İşlerin durumu nasıl şu anda?

Allah'a hamd-ü senalar olsun rızkı veren Cenabı Allah'tır. Cenabı Allah çalışana veriyor. Peygamber Efendimiz “Ticaretle uğraşın ve cesur olun” buyuruyor. Yani rızkın 10'da 9'u ticarettedir. Ben “İş yoktur” diye bir üslubu kesinlikle kabul etmiyorum. 26 sene öğretmenlik yaptım. Hem öğretmenlik yaptım hem bu işi yaptım. Çalıştım, çabaladım. Sivas halkı çok tembel. Esnaf olarak diyorum. Sabahleyin erken açmıyor dükkanını; bu birinci konu. İkincisi akşamleyin bir işimiz oluyor, dükkan kapalı. 6 buçuk, 7'de dükkanı kilitliyor. Böyle esnaflık olacağını ben zannetmiyorum. Sabah erken kalkıp 'Bismillahirrahmanirrahim” diyerek iş yerinin kapısını açacak. Kapıyı açtıktan sonra da güzelce temizliğini yapacak, müşterisini bekleyecek. Ondan sonra bir de bakıyorsun ki müşteri geliyor ve o günkü ihtiyacını alıyor.

 

Sivas'ta esnaf olmak nasıl?

Esnaflık başlı başına bir sanattır. Esnaflık geniş açıdır. Geniş açıdan almak lazım. Yani bir işe başlamak o işi bitirmek demektir. “Ben bu işi başaracağım” dedikten sonra başarmamak mümkün değildir. İnsanda kabiliyet olacak, çalışma azmi olacak. Bir de müşterisine karşı saygılı olacak, hangi iş olursa olsun. İnsanların ihtiyacı neyse o ihtiyaçlarını karşılamak için elinden geleni sarf edecek. Sivas'ta biliyoruz vatandaş alışveriş yapsın-yapmasın özellikle de yapmadığı zaman arkadan laf oluyor, söz oluyor. Bunlar esnaflığa yakışacak bir durum değildir.

 

En çok hitap ettiğiniz müşteri kesimi kimler? En çok tercih ettikleri hayvan hangileri?

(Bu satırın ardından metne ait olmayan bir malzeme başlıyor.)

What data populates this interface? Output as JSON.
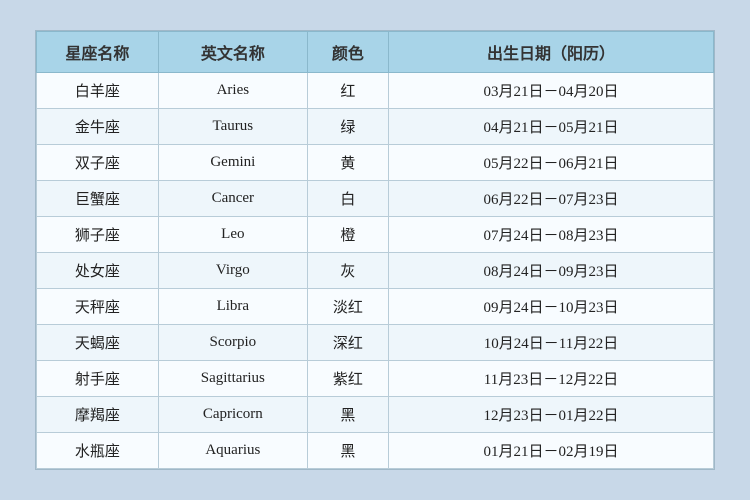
{
  "table": {
    "headers": [
      "星座名称",
      "英文名称",
      "颜色",
      "出生日期（阳历）"
    ],
    "rows": [
      {
        "chinese": "白羊座",
        "english": "Aries",
        "color": "红",
        "date": "03月21日－04月20日"
      },
      {
        "chinese": "金牛座",
        "english": "Taurus",
        "color": "绿",
        "date": "04月21日－05月21日"
      },
      {
        "chinese": "双子座",
        "english": "Gemini",
        "color": "黄",
        "date": "05月22日－06月21日"
      },
      {
        "chinese": "巨蟹座",
        "english": "Cancer",
        "color": "白",
        "date": "06月22日－07月23日"
      },
      {
        "chinese": "狮子座",
        "english": "Leo",
        "color": "橙",
        "date": "07月24日－08月23日"
      },
      {
        "chinese": "处女座",
        "english": "Virgo",
        "color": "灰",
        "date": "08月24日－09月23日"
      },
      {
        "chinese": "天秤座",
        "english": "Libra",
        "color": "淡红",
        "date": "09月24日－10月23日"
      },
      {
        "chinese": "天蝎座",
        "english": "Scorpio",
        "color": "深红",
        "date": "10月24日－11月22日"
      },
      {
        "chinese": "射手座",
        "english": "Sagittarius",
        "color": "紫红",
        "date": "11月23日－12月22日"
      },
      {
        "chinese": "摩羯座",
        "english": "Capricorn",
        "color": "黑",
        "date": "12月23日－01月22日"
      },
      {
        "chinese": "水瓶座",
        "english": "Aquarius",
        "color": "黑",
        "date": "01月21日－02月19日"
      }
    ]
  }
}
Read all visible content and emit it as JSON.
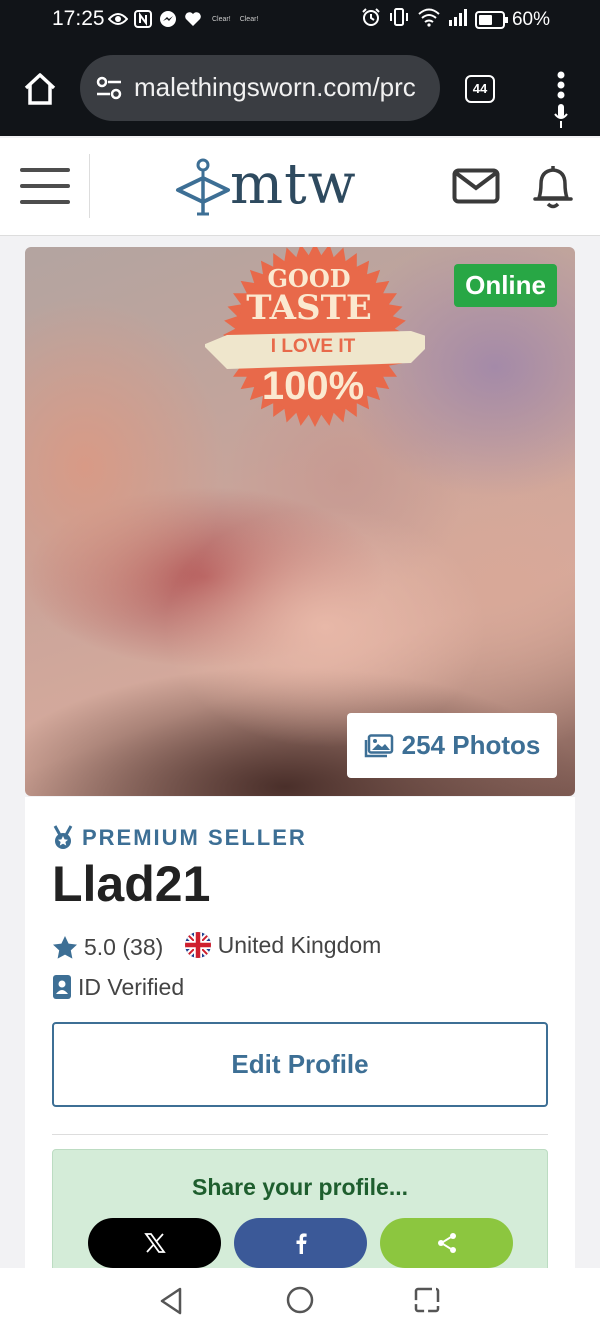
{
  "status_bar": {
    "time": "17:25",
    "small_labels": [
      "Clear!",
      "Clear!"
    ],
    "battery": "60%",
    "battery_level": 0.6
  },
  "browser": {
    "url": "malethingsworn.com/prc",
    "tab_count": "44"
  },
  "header": {
    "logo_text": "mtw"
  },
  "photo": {
    "sticker": {
      "line1": "GOOD",
      "line2": "TASTE",
      "ribbon": "I LOVE IT",
      "line3": "100%"
    },
    "online_label": "Online",
    "photos_count_label": "254 Photos"
  },
  "profile": {
    "premium_label": "PREMIUM SELLER",
    "username": "Llad21",
    "rating": "5.0 (38)",
    "country": "United Kingdom",
    "id_verified": "ID Verified",
    "edit_button": "Edit Profile",
    "share_title": "Share your profile..."
  },
  "colors": {
    "accent": "#3d6f95",
    "online": "#28a745",
    "share_bg": "#d4ecd8",
    "share_x": "#000000",
    "share_fb": "#3b5998",
    "share_generic": "#8cc63f"
  },
  "icons": {
    "status_left": [
      "eye-icon",
      "nfc-icon",
      "messenger-icon",
      "heart-icon"
    ],
    "status_right": [
      "alarm-icon",
      "vibrate-icon",
      "wifi-icon",
      "signal-icon",
      "battery-icon"
    ],
    "share": [
      "x-logo-icon",
      "facebook-icon",
      "share-icon"
    ],
    "nav": [
      "back-icon",
      "home-icon",
      "recent-apps-icon"
    ]
  }
}
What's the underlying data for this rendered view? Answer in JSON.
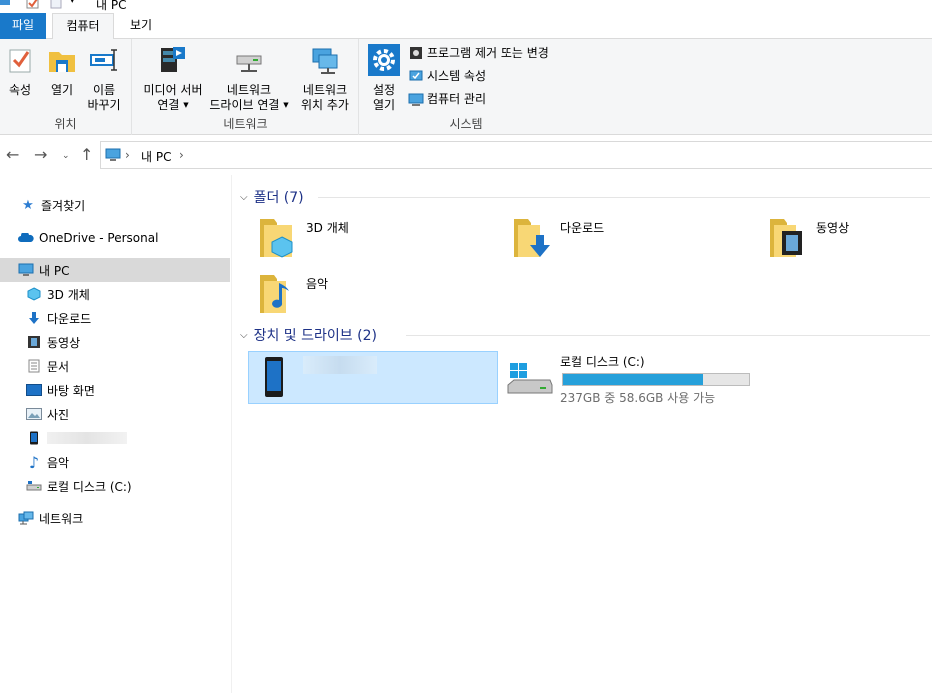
{
  "window": {
    "title": "내 PC"
  },
  "ribbon": {
    "tabs": [
      {
        "label": "파일"
      },
      {
        "label": "컴퓨터"
      },
      {
        "label": "보기"
      }
    ],
    "location": {
      "label": "위치",
      "properties": "속성",
      "open": "열기",
      "rename_line1": "이름",
      "rename_line2": "바꾸기"
    },
    "network": {
      "label": "네트워크",
      "media_line1": "미디어 서버",
      "media_line2": "연결",
      "map_line1": "네트워크",
      "map_line2": "드라이브 연결",
      "add_line1": "네트워크",
      "add_line2": "위치 추가"
    },
    "system": {
      "label": "시스템",
      "settings_line1": "설정",
      "settings_line2": "열기",
      "uninstall": "프로그램 제거 또는 변경",
      "sysprops": "시스템 속성",
      "manage": "컴퓨터 관리"
    }
  },
  "address": {
    "crumb": "내 PC"
  },
  "sidebar": {
    "items": [
      {
        "label": "즐겨찾기"
      },
      {
        "label": "OneDrive - Personal"
      },
      {
        "label": "내 PC"
      },
      {
        "label": "3D 개체"
      },
      {
        "label": "다운로드"
      },
      {
        "label": "동영상"
      },
      {
        "label": "문서"
      },
      {
        "label": "바탕 화면"
      },
      {
        "label": "사진"
      },
      {
        "label": ""
      },
      {
        "label": "음악"
      },
      {
        "label": "로컬 디스크 (C:)"
      },
      {
        "label": "네트워크"
      }
    ]
  },
  "content": {
    "folders_header": "폴더 (7)",
    "folders": [
      {
        "label": "3D 개체"
      },
      {
        "label": "다운로드"
      },
      {
        "label": "동영상"
      },
      {
        "label": "음악"
      }
    ],
    "devices_header": "장치 및 드라이브 (2)",
    "phone_label": "",
    "disk": {
      "label": "로컬 디스크 (C:)",
      "usage_text": "237GB 중 58.6GB 사용 가능",
      "used_fraction": 0.753
    }
  },
  "colors": {
    "accent": "#1979ca",
    "selection": "#cce8ff",
    "bar_fill": "#26a0da"
  }
}
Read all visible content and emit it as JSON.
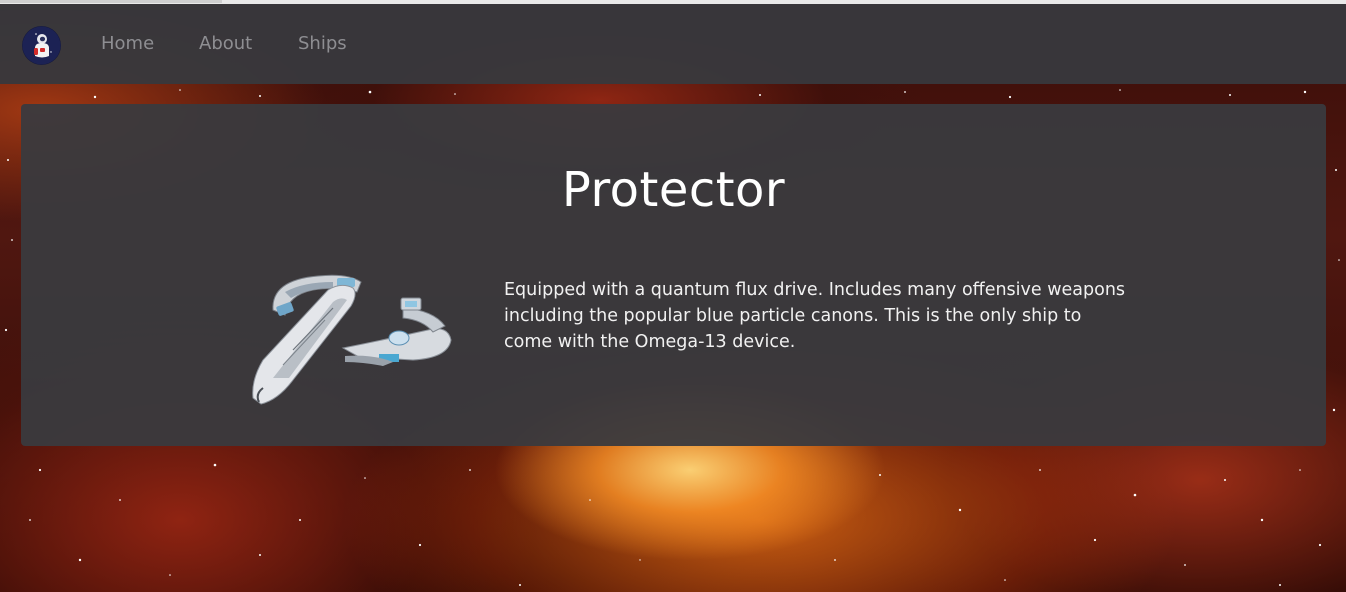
{
  "nav": {
    "logo_icon": "astronaut-logo-icon",
    "links": [
      {
        "label": "Home"
      },
      {
        "label": "About"
      },
      {
        "label": "Ships"
      }
    ]
  },
  "ship": {
    "name": "Protector",
    "image_icon": "spaceship-image",
    "description": "Equipped with a quantum flux drive. Includes many offensive weapons including the popular blue particle canons. This is the only ship to come with the Omega-13 device."
  },
  "colors": {
    "navbar_bg": "#38383c",
    "card_bg": "#3a3a3e",
    "nav_text": "#8e8e92",
    "title_text": "#ffffff",
    "body_text": "#f1f1f1"
  }
}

Bizimki biliyorsunuz zevk işi. Türk halkı zevkine düşkün bir millettir. 5 yaşındaki çocuktan tut 80 yaşındaki dedelerimiz, ninelerimiz bile gelip bizden muhabbet kuşu da alıyor, balık da alıyor; ihtiyacını gideriyor. Bizim işimiz yaz-kış küçükten büyüğe kadar hitap eden bir iştir. Hayvanları sevmeyen insanları sevemez. Türkiye'mizin birinci meselesi de bu yani. Zaten hayvanı seven insan insanlara o sevgiyi aynen aksettiriyor fakat hayvanı sevmeyen bir insan da bir başka insanı hor görüyor, kalbini kırıyor. Önce buradan başlamalı yani sevgiden, hayvan sevgisinden başlamalı. İnsan insana silah çekmemeli. Bu sevgiyi çocukken verebilmeliyiz. Bugünün küçüğü yarının büyüğüdür. Çocuklarımıza bu sevgiyi aşıladığımız zaman ileride inşallah bunun meyvelerini bizler aynen yiyeceğiz. Neden? Çünkü ağaç yaşken eğilir. Kesinlikle o çocuğa o sevgiyi, o hoşgörüyü verdiğimiz zaman insanlara daha saygılı, daha sevgili oluyor.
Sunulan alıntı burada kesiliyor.